Comment travailleront les cadres de demain ? La montée en puissance des thèmes du développement durable révolutionne les métiers et les manières de faire. Pour le meilleur – une plus grande attention au long terme, un sens donné au travail – et pour le pire, avec la prolifération des normes et les obligations du reporting. Aux indicateurs de gestion, à ceux des démarches qualité s’ajoutent désormais ceux de l’impact environnemental. Manager à l’ère du développement durable, ce ne serait que alors subir de nouvelles contraintes ? Ce serait une bien mauvaise nouvelle ; c’est pourtant un risque.

Le problème du développement durable, c’est que ses modèles ont été conçus à l’extérieur des organisations de travail et qu’ils s’y intègrent mal. Ils le font à la marge, dans le marketing et la communication, ou par le haut, sans souci du terrain. On repeint les usines en vert, sans changer les machines. Dans ces conditions, au lieu de redonner un sens au travail, l’intégration des thèmes du développement durable dans le monde du travail pourrait bien contribuer à rendre certaines décisions plus complexes, voire plus absurdes. Le monde du travail est soumis à des « injonctions contradictoires » toujours plus nombreuses – faire mieux pour moins cher, etc. N’y a-t-il pas aussi une contradiction entre les logiques toujours plus puissantes du profit à court terme et celles, émergentes, de la durabilité – pérennité de l’entreprise, santé de son personnel, qualité de son environnement ?

Nier cette contradiction serait une grave erreur, car elle est inscrite dans la définition même du développement durable. Son principe fondamental est en effet de faire apparaître les multiples dimensions – économique, sociale, environnementale – au sein desquelles se meuvent les entreprises. Ignorer ces différentes dimensions fut pour elles une tentation, ce sera de moins en moins possible. Leur environnement juridique et économique, la pression des normes et le souci de leur réputation (vis-à-vis des clients comme des investisseurs) leur imposent de nouvelles règles du jeu.

Ces règles sont embrouillées : les exigences de la législation et celles de la Bourse, par exemple, sont tout aussi contraignantes mais suivent rarement la même logique. Il arrive qu’elles le fassent, quand sous le masque de la défense de l’environnement se dissimulent des groupes de pression industriels. Mais en règle générale, croire ou feindre de croire que les nouvelles règles du jeu s’articulent harmonieusement serait plus qu’une naïveté, ce serait une faute. Il est au contraire essentiel de reconnaître entre les différents intérêts et forces en présence des divergences de rythme, de point de vue, de légitimité ; en un mot, des tensions.

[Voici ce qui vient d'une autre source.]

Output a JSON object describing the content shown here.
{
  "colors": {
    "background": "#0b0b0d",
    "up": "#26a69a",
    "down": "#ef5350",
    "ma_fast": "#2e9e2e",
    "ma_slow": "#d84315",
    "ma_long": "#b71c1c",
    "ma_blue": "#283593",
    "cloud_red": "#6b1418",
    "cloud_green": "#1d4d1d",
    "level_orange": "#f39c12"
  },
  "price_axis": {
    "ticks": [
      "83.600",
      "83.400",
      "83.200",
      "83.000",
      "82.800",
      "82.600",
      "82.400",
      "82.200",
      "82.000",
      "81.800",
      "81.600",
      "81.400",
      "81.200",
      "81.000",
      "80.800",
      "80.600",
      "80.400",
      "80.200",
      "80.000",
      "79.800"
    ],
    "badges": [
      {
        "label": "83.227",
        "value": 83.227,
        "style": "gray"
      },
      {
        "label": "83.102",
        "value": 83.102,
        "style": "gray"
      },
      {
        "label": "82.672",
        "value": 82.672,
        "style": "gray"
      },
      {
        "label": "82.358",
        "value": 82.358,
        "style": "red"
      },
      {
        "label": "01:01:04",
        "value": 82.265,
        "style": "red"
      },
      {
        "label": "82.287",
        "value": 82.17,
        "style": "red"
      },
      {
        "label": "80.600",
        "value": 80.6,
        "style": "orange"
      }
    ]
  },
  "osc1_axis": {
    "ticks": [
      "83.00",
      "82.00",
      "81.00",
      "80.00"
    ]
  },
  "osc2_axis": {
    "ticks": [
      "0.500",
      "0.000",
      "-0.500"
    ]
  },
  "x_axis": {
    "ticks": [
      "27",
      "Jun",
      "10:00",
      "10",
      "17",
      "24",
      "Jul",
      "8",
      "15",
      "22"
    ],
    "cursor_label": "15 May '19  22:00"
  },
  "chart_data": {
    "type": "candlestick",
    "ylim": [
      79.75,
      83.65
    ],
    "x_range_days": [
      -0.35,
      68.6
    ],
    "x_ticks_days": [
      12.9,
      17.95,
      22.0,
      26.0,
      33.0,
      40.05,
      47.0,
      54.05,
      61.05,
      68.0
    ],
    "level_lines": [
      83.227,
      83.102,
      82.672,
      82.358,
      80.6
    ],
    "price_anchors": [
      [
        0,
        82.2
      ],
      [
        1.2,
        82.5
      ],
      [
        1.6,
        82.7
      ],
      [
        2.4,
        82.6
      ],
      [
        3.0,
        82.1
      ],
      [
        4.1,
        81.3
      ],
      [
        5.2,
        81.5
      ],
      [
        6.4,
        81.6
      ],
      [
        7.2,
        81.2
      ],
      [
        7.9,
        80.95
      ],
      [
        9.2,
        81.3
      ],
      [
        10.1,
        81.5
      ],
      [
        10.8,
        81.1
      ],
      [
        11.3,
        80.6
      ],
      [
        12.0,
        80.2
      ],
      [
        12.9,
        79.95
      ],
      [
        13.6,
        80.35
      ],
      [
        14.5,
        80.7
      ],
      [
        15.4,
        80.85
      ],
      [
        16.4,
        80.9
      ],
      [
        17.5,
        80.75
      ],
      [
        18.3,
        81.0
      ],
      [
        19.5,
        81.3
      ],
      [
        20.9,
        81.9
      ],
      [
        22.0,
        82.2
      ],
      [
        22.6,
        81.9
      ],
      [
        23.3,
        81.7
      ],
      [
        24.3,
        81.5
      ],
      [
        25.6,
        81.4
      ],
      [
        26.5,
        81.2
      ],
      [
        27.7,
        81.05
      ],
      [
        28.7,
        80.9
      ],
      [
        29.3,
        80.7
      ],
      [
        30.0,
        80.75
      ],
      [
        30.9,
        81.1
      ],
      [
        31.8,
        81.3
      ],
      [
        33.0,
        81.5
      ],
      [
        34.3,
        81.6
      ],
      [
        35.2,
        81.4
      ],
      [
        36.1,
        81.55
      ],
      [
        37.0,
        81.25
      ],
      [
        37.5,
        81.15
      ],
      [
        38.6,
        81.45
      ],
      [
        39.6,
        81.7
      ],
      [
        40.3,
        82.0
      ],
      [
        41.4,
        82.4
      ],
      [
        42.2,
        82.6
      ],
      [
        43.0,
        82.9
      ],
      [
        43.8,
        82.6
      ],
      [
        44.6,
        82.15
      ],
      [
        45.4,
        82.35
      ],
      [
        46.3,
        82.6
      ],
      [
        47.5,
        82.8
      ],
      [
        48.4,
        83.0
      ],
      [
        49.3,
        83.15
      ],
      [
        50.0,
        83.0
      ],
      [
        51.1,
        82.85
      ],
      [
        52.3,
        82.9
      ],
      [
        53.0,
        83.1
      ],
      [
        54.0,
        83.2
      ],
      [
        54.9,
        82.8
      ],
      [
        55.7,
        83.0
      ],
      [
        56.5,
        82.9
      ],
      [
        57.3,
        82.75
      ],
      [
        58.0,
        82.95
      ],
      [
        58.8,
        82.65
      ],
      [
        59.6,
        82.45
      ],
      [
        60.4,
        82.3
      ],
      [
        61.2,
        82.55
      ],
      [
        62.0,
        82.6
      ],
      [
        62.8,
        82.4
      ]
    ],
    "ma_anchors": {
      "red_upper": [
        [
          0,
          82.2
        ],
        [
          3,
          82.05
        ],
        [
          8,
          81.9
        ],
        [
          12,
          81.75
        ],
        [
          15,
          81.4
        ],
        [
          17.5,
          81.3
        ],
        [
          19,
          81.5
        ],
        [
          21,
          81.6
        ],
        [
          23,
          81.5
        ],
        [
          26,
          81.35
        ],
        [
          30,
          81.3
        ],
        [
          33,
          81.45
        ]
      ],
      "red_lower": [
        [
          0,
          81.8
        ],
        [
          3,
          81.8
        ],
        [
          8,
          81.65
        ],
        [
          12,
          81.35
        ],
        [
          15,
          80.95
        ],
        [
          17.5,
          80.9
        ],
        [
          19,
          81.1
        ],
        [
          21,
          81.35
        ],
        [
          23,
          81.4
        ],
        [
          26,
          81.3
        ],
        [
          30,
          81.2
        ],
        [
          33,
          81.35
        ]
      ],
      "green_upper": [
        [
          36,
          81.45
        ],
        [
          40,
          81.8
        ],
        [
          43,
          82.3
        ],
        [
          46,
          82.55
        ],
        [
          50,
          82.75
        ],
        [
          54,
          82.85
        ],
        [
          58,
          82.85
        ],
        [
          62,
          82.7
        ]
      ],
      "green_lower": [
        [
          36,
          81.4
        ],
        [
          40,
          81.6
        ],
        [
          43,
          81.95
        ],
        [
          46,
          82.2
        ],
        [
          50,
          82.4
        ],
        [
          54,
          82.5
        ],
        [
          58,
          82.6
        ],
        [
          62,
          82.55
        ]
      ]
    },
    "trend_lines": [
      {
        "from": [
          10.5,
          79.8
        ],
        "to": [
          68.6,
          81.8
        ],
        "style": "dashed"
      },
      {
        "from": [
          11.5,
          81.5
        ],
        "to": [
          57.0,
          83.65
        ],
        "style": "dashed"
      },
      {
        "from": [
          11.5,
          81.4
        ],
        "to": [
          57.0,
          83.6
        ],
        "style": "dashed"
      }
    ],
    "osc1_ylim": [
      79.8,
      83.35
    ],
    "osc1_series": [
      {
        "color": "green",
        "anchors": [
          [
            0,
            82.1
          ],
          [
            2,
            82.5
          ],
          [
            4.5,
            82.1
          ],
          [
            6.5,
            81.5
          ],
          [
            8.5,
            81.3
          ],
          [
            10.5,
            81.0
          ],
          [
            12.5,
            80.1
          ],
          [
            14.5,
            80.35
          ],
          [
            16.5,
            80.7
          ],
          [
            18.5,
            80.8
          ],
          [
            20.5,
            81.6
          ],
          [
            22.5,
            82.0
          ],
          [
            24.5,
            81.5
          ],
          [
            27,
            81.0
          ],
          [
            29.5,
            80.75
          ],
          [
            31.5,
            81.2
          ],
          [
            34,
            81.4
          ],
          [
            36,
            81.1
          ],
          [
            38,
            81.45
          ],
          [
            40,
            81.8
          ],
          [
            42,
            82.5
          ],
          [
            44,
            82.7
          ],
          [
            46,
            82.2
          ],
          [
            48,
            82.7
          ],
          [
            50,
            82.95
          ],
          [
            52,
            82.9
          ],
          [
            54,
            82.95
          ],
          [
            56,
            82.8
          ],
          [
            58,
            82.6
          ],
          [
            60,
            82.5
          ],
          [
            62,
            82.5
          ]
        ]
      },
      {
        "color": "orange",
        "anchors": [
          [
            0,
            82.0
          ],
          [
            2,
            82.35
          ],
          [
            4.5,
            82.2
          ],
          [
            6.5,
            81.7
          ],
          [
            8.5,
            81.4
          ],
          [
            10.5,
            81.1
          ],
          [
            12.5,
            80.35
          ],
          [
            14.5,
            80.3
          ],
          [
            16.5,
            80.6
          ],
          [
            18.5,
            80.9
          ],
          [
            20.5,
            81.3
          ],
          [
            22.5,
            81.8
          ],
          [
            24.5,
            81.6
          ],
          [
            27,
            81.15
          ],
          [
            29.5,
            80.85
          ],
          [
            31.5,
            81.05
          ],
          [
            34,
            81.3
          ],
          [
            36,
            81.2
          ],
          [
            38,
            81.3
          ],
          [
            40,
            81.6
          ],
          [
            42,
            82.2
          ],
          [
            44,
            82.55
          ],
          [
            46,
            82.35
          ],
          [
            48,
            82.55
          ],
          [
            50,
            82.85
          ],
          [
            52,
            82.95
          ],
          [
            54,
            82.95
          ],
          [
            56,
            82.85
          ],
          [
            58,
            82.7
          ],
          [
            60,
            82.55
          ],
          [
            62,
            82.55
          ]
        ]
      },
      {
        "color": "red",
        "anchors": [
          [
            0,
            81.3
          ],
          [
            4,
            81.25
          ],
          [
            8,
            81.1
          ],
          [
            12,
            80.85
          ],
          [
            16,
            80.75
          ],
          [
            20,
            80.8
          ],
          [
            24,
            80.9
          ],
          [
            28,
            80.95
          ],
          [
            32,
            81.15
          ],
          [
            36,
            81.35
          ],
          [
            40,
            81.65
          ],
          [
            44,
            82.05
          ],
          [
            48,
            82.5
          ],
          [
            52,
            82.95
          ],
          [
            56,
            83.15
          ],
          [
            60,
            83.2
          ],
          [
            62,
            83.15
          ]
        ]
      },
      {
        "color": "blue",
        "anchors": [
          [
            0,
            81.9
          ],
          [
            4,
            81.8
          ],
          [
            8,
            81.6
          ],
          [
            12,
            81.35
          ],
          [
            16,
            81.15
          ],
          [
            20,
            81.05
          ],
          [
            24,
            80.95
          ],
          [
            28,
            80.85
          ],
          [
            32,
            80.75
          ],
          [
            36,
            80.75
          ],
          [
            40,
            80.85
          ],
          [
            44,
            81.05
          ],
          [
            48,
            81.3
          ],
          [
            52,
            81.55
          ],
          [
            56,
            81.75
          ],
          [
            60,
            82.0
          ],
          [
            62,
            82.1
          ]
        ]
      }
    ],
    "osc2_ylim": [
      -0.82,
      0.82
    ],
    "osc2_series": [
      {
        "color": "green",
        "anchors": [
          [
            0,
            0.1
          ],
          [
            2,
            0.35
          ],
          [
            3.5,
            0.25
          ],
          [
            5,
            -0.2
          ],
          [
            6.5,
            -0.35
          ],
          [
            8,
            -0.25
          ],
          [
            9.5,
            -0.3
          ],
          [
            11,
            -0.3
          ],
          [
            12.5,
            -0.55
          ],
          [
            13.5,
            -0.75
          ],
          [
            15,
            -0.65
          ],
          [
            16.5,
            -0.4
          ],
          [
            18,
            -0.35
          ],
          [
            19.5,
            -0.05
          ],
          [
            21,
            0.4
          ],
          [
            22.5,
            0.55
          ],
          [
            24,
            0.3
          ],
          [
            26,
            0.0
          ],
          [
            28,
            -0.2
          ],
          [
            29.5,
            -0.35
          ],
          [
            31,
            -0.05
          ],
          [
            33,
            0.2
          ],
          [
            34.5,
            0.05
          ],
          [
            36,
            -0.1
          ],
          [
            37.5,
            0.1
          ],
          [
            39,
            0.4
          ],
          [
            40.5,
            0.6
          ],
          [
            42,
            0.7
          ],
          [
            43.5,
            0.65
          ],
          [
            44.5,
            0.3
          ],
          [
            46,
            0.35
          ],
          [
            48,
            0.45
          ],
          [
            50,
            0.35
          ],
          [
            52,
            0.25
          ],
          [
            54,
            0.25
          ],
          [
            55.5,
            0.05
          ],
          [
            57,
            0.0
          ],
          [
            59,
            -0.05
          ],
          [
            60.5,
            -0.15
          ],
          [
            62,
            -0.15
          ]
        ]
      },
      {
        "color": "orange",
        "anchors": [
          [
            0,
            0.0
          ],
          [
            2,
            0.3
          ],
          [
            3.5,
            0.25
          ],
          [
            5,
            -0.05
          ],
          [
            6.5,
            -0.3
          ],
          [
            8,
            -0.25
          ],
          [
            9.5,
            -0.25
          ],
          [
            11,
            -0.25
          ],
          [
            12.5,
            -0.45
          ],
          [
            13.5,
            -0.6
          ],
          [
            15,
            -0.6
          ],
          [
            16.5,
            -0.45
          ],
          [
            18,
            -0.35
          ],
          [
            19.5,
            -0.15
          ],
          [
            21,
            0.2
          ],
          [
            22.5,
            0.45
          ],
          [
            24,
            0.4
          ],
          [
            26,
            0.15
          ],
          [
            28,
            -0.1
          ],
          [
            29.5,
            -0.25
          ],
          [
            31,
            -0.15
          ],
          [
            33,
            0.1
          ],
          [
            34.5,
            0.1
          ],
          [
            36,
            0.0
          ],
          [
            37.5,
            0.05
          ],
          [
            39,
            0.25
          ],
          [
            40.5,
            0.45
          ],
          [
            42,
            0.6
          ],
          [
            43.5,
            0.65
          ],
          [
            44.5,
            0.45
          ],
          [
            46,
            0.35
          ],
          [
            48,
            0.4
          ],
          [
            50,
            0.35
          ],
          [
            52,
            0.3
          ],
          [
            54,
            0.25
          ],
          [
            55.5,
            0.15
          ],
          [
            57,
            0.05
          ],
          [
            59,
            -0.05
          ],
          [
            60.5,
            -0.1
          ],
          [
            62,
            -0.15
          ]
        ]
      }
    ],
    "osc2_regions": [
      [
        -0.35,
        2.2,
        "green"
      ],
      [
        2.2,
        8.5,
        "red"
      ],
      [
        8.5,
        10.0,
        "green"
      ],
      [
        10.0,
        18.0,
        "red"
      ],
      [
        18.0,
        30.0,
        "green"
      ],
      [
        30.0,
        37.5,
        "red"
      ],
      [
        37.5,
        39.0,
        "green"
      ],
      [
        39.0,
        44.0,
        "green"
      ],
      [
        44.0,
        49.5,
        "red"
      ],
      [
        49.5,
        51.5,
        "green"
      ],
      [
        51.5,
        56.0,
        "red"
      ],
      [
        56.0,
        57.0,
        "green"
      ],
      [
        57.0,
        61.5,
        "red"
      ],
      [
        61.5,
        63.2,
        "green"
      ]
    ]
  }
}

Edmond Maire évoquait dans les années 1980 le « conflit des logiques ». La formule avait surpris : un responsable syndical mettait sur le même plan les revendications des salariés et les objectifs de l’entreprise. Mais elle semble aujourd’hui prémonitoire, car ce sont les entreprises elles-mêmes qui sont amenées à reconnaître d’autres logiques que celles qui ont longtemps guidé leur action – pour résumer, faire des bénéfices et conserver leur personnel.

Gérer la confrontation de ces différentes logiques est aujourd’hui une nécessité, pour des entreprises qui se conçoivent et se représentent comme des têtes de réseau. Cette confrontation est aussi au cœur du métier des cadres. C’est pourquoi nous insistons tant, au niveau syndical, sur la nécessaire reconnaissance de ces différentes logiques. Car si l’entreprise ne le fait pas au plus haut niveau, c’est aux cadres de terrain qu’incombe en dernier ressort la tâche de gérer les contradictions.

Se posent alors deux questions. La première est celle des marges de manœuvre et des capacités d’arbitrage dont ils disposent : d’où notre revendication d’une réelle responsabilité des cadres, qui leur donne les moyens de mettre en œuvre la responsabilité sociale des entreprises et non simplement d’en subir les contraintes.

Le deuxième question est celle du savoir-faire. Comment gérer la nouvelle confrontation des logiques ? Sur quels savoir-faire s’appuyer ? C’est toute la question posée par ce numéro, qui interroge en particulier la formation des futurs cadres au regard des exigences du développement durable. Bien plus que de simples compétences techniques, c’est de capacités à organiser la confrontation, à identifier les parties prenantes, à travailler avec ces parties prenantes qu’auront besoin les cadres de demain. Par rapport à l’enseignement classique du management, c’est une petite révolution qui est en marche. Quelques écoles l’ont compris, et non des moindres. On pourrait ajouter que le syndicalisme est, lui aussi, une bonne école.